Se questo gruppo è piuttosto identificabile e unito nello scontro, la coalizione che circonda Del Vecchio e di cui parlano i giornali appare più fumosa. Viene citata per esempio una vicinanza con Unicredit, l’altra grande banca italiana e storica rivale di Intesa Sanpaolo. Viene spesso citato anche Urbano Cairo, proprietario del Corriere della Sera e de La7. In effetti, mentre i giornalisti di Repubblica sembrano avere avuto confidenze sulla vicenda da parte di persone vicine a Mediobanca, quelli del Corriere sembrano essersi affidati soprattutto agli uomini di Del Vecchio. «Il sogno di Del Vecchio è costruire un grande polo della finanza», ha scritto oggi Fabrizio Massaro sul Corriere, oltre che «dare stabilità» e «proteggere» due importanti istituzioni finanziarie italiane come Mediobanca e Generali.
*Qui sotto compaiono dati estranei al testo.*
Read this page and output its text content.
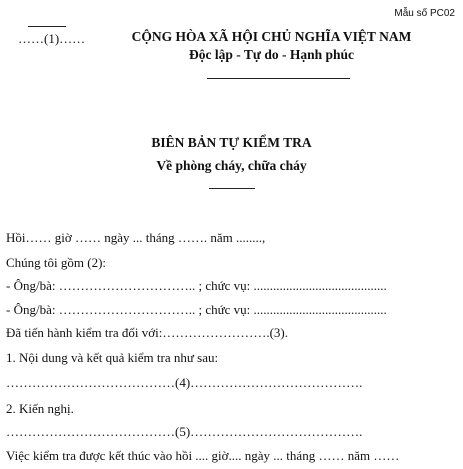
Mẫu số PC02
……(1)……	CỘNG HÒA XÃ HỘI CHỦ NGHĨA VIỆT NAM
Độc lập - Tự do - Hạnh phúc
BIÊN BẢN TỰ KIỂM TRA
Về phòng cháy, chữa cháy
Hồi…… giờ …… ngày ... tháng ……. năm ........,
Chúng tôi gồm (2):
- Ông/bà: ………………………….. ; chức vụ: .........................................
- Ông/bà: ………………………….. ; chức vụ: .........................................
Đã tiến hành kiểm tra đối với:…………………….(3).
1. Nội dung và kết quả kiểm tra như sau:
…………………………………(4)………………………………….
2. Kiến nghị.
…………………………………(5)………………………………….
Việc kiểm tra được kết thúc vào hồi .... giờ.... ngày ... tháng …… năm ……
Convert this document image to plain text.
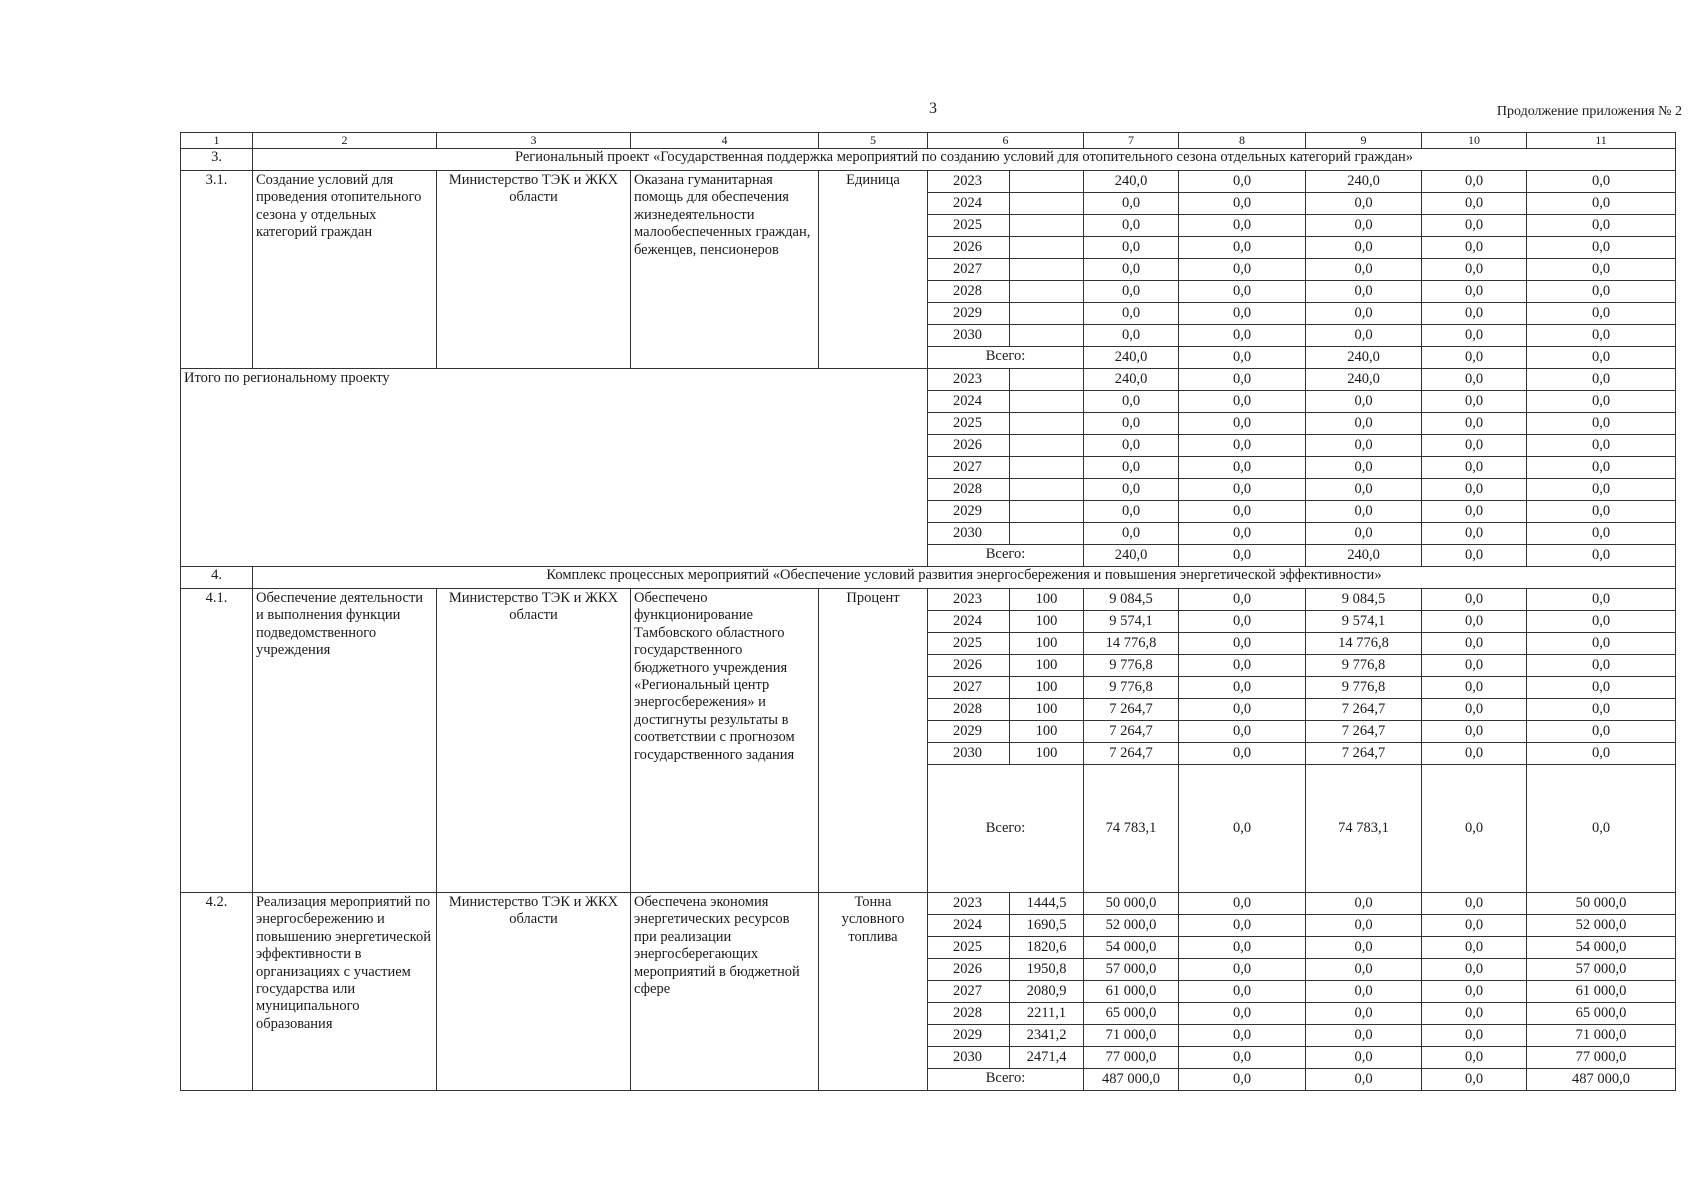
3	Продолжение приложения № 2
1	2	3	4	5	6		7	8	9	10	11
3.	Региональный проект «Государственная поддержка мероприятий по созданию условий для отопительного сезона отдельных категорий граждан»										
3.1.	Создание условий для проведения отопительного сезона у отдельных категорий граждан	Министерство ТЭК и ЖКХ области	Оказана гуманитарная помощь для обеспечения жизнедеятельности малообеспеченных граждан, беженцев, пенсионеров	Единица	2023		240,0	0,0	240,0	0,0	0,0
					2024		0,0	0,0	0,0	0,0	0,0
					2025		0,0	0,0	0,0	0,0	0,0
					2026		0,0	0,0	0,0	0,0	0,0
					2027		0,0	0,0	0,0	0,0	0,0
					2028		0,0	0,0	0,0	0,0	0,0
					2029		0,0	0,0	0,0	0,0	0,0
					2030		0,0	0,0	0,0	0,0	0,0
					Всего:		240,0	0,0	240,0	0,0	0,0
Итого по региональному проекту					2023		240,0	0,0	240,0	0,0	0,0
					2024		0,0	0,0	0,0	0,0	0,0
					2025		0,0	0,0	0,0	0,0	0,0
					2026		0,0	0,0	0,0	0,0	0,0
					2027		0,0	0,0	0,0	0,0	0,0
					2028		0,0	0,0	0,0	0,0	0,0
					2029		0,0	0,0	0,0	0,0	0,0
					2030		0,0	0,0	0,0	0,0	0,0
					Всего:		240,0	0,0	240,0	0,0	0,0
4.	Комплекс процессных мероприятий «Обеспечение условий развития энергосбережения и повышения энергетической эффективности»										
4.1.	Обеспечение деятельности и выполнения функции подведомственного учреждения	Министерство ТЭК и ЖКХ области	Обеспечено функционирование Тамбовского областного государственного бюджетного учреждения «Региональный центр энергосбережения» и достигнуты результаты в соответствии с прогнозом государственного задания	Процент	2023	100	9 084,5	0,0	9 084,5	0,0	0,0
					2024	100	9 574,1	0,0	9 574,1	0,0	0,0
					2025	100	14 776,8	0,0	14 776,8	0,0	0,0
					2026	100	9 776,8	0,0	9 776,8	0,0	0,0
					2027	100	9 776,8	0,0	9 776,8	0,0	0,0
					2028	100	7 264,7	0,0	7 264,7	0,0	0,0
					2029	100	7 264,7	0,0	7 264,7	0,0	0,0
					2030	100	7 264,7	0,0	7 264,7	0,0	0,0
					Всего:		74 783,1	0,0	74 783,1	0,0	0,0
4.2.	Реализация мероприятий по энергосбережению и повышению энергетической эффективности в организациях с участием государства или муниципального образования	Министерство ТЭК и ЖКХ области	Обеспечена экономия энергетических ресурсов при реализации энергосберегающих мероприятий в бюджетной сфере	Тонна условного топлива	2023	1444,5	50 000,0	0,0	0,0	0,0	50 000,0
					2024	1690,5	52 000,0	0,0	0,0	0,0	52 000,0
					2025	1820,6	54 000,0	0,0	0,0	0,0	54 000,0
					2026	1950,8	57 000,0	0,0	0,0	0,0	57 000,0
					2027	2080,9	61 000,0	0,0	0,0	0,0	61 000,0
					2028	2211,1	65 000,0	0,0	0,0	0,0	65 000,0
					2029	2341,2	71 000,0	0,0	0,0	0,0	71 000,0
					2030	2471,4	77 000,0	0,0	0,0	0,0	77 000,0
					Всего:		487 000,0	0,0	0,0	0,0	487 000,0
Il prossimo passo della vicenda sarà deciso dalle autorità di vigilanza bancaria: Banca d’Italia e BCE. Saranno in particolare i tecnici di quest’ultima a interrogare Del Vecchio e il suo staff sulle sue intenzioni, i suoi obiettivi e le risorse che intende davvero investire. Se la BCE darà il suo via libera, i manager di Mediobanca non avranno molto tempo per trovare una contromossa: il prossimo ottobre si voterà per il rinnovo del consiglio d’amministrazione della banca. Del Vecchio ha fatto sapere che non intende chiedere un ricambio dei manager al vertice. Ma se dovesse raggiungere il suo obiettivo di salire al 20 per cento e se dovesse cambiare idea, diventerebbe molto difficile non ascoltarlo.